- cross-posted to:
- announcements
- cross-posted to:
- announcements
cross-posted from: https://discuss.online/post/4522403
We are thrilled to announce the upcoming release of Sublinks, a groundbreaking Link Aggregation Social Network, joining the Fediverse. This innovative platform is designed to revolutionize how we share and discover online. Our dedicated team of volunteer contributors has worked tirelessly, utilizing technologies like Java, Go, TypeScript, and HTML to bring this vision to life. Sublinks promises a user-friendly interface and robust features that cater to diverse online communities. Stay tuned for our launch date, and get ready to experience a new era of social link sharing!
Sublinks will have a fully compatible API with Lemmy so all current Lemmy apps will also work with Sublinks. In fact, discuss.online will switch to Sublinks to fully replace Lemmy once we reach our Parity Milestone.

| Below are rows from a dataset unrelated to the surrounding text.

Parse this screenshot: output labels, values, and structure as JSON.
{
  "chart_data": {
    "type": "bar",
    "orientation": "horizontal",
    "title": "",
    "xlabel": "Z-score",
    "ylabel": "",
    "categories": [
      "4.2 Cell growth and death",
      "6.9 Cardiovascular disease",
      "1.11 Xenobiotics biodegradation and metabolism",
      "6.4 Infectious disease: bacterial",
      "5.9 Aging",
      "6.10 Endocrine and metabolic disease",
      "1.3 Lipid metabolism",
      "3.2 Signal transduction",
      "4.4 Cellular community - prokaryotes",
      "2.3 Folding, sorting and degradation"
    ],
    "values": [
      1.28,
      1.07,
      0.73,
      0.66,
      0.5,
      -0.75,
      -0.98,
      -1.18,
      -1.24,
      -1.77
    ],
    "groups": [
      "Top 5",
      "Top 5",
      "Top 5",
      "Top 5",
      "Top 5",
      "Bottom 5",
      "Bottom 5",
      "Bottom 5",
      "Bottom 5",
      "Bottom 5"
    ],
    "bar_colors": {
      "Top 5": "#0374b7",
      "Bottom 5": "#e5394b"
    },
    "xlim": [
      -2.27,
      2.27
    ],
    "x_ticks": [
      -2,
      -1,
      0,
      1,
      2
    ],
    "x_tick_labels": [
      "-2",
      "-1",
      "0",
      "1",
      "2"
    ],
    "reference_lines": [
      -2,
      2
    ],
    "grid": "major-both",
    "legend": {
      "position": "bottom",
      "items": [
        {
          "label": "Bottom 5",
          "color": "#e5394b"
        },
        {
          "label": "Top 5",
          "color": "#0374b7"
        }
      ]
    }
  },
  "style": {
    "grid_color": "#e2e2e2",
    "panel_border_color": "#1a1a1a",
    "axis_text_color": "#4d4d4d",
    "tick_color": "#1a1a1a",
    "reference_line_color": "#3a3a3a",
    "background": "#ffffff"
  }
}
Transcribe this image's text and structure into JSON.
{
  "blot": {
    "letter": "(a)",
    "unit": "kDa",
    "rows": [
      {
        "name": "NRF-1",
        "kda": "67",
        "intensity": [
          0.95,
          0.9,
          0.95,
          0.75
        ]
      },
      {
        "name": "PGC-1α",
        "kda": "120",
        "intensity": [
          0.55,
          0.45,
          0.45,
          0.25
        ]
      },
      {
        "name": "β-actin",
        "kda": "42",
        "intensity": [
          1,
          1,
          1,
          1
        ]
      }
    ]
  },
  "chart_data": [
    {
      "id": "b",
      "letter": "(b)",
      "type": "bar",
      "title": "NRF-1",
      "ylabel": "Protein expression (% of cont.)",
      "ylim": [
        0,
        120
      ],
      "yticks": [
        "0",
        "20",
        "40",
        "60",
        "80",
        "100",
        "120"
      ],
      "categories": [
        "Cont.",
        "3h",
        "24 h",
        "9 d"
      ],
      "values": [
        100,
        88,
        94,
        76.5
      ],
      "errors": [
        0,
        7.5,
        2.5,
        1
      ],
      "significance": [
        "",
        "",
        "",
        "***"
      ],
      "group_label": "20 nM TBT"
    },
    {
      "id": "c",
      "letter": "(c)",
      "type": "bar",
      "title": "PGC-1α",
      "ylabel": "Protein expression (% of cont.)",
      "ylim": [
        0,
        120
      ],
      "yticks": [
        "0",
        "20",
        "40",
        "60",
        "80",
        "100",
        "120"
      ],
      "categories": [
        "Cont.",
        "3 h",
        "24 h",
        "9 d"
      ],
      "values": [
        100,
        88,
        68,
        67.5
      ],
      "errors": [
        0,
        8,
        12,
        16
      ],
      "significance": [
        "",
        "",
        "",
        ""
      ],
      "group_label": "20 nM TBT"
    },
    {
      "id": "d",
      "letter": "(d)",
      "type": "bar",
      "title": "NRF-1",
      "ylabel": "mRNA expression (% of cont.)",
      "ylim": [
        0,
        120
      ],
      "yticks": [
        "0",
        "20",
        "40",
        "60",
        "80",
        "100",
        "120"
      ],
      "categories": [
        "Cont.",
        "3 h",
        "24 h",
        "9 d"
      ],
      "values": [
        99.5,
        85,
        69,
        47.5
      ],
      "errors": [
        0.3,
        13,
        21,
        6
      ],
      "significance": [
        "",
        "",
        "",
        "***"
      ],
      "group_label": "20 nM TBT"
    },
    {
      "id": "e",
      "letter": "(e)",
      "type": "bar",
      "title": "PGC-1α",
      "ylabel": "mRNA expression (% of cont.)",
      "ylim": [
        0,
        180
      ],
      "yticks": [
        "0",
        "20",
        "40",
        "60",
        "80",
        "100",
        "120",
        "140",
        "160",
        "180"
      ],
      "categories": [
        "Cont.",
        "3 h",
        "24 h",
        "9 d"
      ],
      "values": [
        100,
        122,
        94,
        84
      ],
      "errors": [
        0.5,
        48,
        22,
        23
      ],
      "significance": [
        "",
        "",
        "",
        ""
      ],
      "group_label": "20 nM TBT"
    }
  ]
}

For more information, visit GitHub - Sublinks and sublinks.org.
Stay tuned for more regular updates as we progress.
The front-end is coming later. It’s fully compatible with Lemmy’s API so the demo site currently uses the Lemmy front-end.
Makes sense, let us know about the progress on your project, seems promising!
Thanks a lot! There are currently 13 contributors; it’s coming together very quickly. I’m super excited.
Does that mean your frontend will also be compatible with a Lemmy backend?
We are creating a Sublinks specific API that is much more optimized than the Lemmy one. Our front-end will be using that. Also, we’ll have tons more features that the Lemmy core doesn’t support.
Not sure if you’re aware of what happened to .world for a few months. If you decide to ascribe any political philosophy or moderation ethics to sublinks, it may be worth checking out the attack vectors used over there. Optimizing sql lookups extendedly occupied the .world admins so you’re already a bit ahead of the curve there.
The LW admins have helped contribute to Sublinks. They’ve given me full support and access to all resources to help grow it. They’ve been extremely helpful.